Di seguito il testo integrale della lettera.
“Vi confido anche il dispiacere per non aver avuto in questi mesi un rapporto diretto con voi… Mi scuso per questo con ciascuno di voi”. E’ quanto scrive l’Arcivescovo Bellandi in una lettera inviata ai presbiteri dell’Arcidiocesi di Salerno il 26 maggio, via whatsapp. Sorge spontanea qualche domanda.
- E’ sempre un bene riconoscere errori e scusarsene. Ma non avendo avuto ‘rapporti diretti’ e quindi scarsa conoscenza dei singoli presbiteri, come ha potuto nominare il nuovo vicario generale e i vicari episcopali lo scorso 10 maggio? Con quale criterio, vista la scarsa conoscenza e l’assenza di qualsiasi confronto dell’ambito del presbiterio? Da settembre 2019 a febbraio 2020 le possibilità di confrontarsi vi erano, eccome. E’ parsa poi alquanto inusuale la modalità di comunicazione delle nomine e cioè attraverso un’intervista a Telediocesi e nessuna comunicazione ufficiale, previa. I mezzi tecnologici potevano essere un ottimo strumento di confronto e di comunicazione, come si è visto nel tempo della forzata chiusura. Si poteva benissimo organizzare un incontro video con i presbiteri delle singole foranie.
- Fermo restando che le nomine sono ‘ad nutum episcopi’ e quindi ‘nulla quaestio’ per le scelte fatte, come mai da diversi mesi (sono a marzo 2020, inizio della chiusura per la pandemia) non sono stati rinnovati in primis i vicari foranei e il consiglio presbiterale e successivamente scegliere il consiglio episcopale? Insomma, una metodologia per lo meno discutibile.
- Probabilmente nel corso di questi mesi il vescovo ha ‘selezionato’ i presbiteri con cui parlare ed eventualmente farsi consigliare da qualche ‘eminenza grigia’ che in questa diocesi non è mai mancata. Il che sarebbe davvero increscioso, in quanto un vescovo/padre non seleziona i suoi figli o per lo meno cerca di conoscerli tutti attraverso un ‘rapporto diretto’ che, per sua ammissione, è mancato.

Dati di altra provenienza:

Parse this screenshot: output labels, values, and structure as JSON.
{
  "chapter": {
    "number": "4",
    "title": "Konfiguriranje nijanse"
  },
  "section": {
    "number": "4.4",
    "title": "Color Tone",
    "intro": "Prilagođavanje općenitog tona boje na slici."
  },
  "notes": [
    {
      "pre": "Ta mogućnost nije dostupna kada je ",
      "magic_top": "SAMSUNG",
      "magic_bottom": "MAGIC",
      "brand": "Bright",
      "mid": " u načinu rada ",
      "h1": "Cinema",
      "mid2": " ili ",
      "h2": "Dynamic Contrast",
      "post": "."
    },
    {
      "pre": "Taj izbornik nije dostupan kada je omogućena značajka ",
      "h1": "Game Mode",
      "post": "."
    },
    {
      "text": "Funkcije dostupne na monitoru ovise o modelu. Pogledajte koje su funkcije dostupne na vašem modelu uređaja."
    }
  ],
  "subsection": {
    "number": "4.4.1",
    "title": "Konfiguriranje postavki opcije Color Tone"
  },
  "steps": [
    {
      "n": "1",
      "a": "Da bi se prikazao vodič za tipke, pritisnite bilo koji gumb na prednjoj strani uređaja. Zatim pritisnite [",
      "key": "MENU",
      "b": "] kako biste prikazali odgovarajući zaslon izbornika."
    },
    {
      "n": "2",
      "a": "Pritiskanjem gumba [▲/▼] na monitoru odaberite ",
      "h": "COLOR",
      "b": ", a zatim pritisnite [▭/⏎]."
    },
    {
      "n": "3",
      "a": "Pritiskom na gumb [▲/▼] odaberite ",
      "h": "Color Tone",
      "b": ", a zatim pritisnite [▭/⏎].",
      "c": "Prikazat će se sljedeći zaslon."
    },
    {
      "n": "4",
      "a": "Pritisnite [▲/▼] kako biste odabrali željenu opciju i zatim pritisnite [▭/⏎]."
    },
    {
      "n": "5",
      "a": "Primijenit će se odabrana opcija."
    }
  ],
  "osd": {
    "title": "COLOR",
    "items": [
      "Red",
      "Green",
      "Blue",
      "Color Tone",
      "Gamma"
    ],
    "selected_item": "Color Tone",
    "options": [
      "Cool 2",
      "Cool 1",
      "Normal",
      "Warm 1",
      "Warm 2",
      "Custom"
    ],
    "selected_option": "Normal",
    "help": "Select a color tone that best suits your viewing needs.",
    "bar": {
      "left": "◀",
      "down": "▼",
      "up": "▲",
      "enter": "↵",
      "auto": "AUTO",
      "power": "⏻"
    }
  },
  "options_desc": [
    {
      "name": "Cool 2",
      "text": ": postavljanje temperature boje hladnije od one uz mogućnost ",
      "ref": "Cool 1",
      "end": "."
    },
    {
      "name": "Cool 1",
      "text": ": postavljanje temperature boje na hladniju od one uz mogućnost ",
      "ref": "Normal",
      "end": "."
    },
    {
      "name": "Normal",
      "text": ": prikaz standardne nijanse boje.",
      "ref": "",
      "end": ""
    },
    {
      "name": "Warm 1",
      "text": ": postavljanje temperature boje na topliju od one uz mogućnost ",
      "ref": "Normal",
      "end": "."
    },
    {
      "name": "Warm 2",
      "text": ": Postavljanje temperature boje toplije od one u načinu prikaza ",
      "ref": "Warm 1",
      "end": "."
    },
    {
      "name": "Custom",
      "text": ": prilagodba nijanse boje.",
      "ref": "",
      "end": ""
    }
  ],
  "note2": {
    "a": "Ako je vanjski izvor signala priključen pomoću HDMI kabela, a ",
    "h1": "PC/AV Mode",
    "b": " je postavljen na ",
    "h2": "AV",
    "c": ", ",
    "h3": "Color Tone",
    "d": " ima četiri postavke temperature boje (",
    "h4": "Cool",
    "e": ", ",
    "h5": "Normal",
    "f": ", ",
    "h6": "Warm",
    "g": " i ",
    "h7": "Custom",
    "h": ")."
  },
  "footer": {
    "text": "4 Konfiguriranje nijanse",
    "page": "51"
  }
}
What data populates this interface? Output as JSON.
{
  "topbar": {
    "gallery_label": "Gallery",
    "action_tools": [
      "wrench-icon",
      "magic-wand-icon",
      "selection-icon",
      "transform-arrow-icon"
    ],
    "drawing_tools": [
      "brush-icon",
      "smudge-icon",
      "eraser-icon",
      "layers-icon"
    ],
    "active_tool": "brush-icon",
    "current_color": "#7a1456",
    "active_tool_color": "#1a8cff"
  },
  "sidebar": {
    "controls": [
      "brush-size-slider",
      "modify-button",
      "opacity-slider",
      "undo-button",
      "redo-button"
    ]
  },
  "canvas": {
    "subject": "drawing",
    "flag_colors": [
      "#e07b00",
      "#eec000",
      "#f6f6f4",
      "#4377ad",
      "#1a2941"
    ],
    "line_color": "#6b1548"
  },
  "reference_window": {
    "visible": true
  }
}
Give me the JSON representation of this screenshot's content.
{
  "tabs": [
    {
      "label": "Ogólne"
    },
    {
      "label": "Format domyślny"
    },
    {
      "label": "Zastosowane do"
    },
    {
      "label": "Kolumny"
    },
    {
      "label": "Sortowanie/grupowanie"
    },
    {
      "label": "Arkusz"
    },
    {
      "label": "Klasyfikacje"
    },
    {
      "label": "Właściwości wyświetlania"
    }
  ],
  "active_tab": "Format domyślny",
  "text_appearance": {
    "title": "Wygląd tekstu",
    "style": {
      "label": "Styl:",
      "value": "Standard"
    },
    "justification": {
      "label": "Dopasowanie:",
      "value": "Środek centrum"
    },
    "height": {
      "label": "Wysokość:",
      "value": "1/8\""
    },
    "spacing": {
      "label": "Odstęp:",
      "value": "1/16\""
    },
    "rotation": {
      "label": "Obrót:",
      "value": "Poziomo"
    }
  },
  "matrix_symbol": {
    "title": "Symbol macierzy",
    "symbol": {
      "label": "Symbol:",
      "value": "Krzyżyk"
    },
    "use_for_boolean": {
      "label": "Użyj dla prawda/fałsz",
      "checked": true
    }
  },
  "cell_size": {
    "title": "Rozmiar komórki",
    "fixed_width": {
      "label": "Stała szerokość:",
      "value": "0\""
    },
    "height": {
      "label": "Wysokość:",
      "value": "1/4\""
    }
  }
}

- Parrebbe che si stia procedendo sulla base di un’ecclesiologia piramidale di bellarminiana e tridentina memoria a fronte della tanto decantata ecclesiologia di comunione che viene tirata in ballo solo per richiamare i presbiteri a partecipare ai riti mensili o a qualche pubblica manifestazione, evidentemente per fare numero.
“Curia casa di vetro”, ha dichiarato il vescovo in un’intervista. Così dicon tutti ma poi diversamente fan tutti ed ognuno si costruisce il suo cerchio magico. In tale modo il presbitero rimane un numero e il cosiddetto presbiterio solo una massa amorfa ed insignificante. Ed in questo, purtroppo, vi è perfetta continuità con il suo predecessore. Lo sbando continua e la diocesi langue. Siamo anonimi numeri, tali rimarremo e così ci firmiamo: 1, 2, 3, 4, 5, 6, 7, 8, 9, 10, 11, 12, 13, 14, 15… ecc. ecc.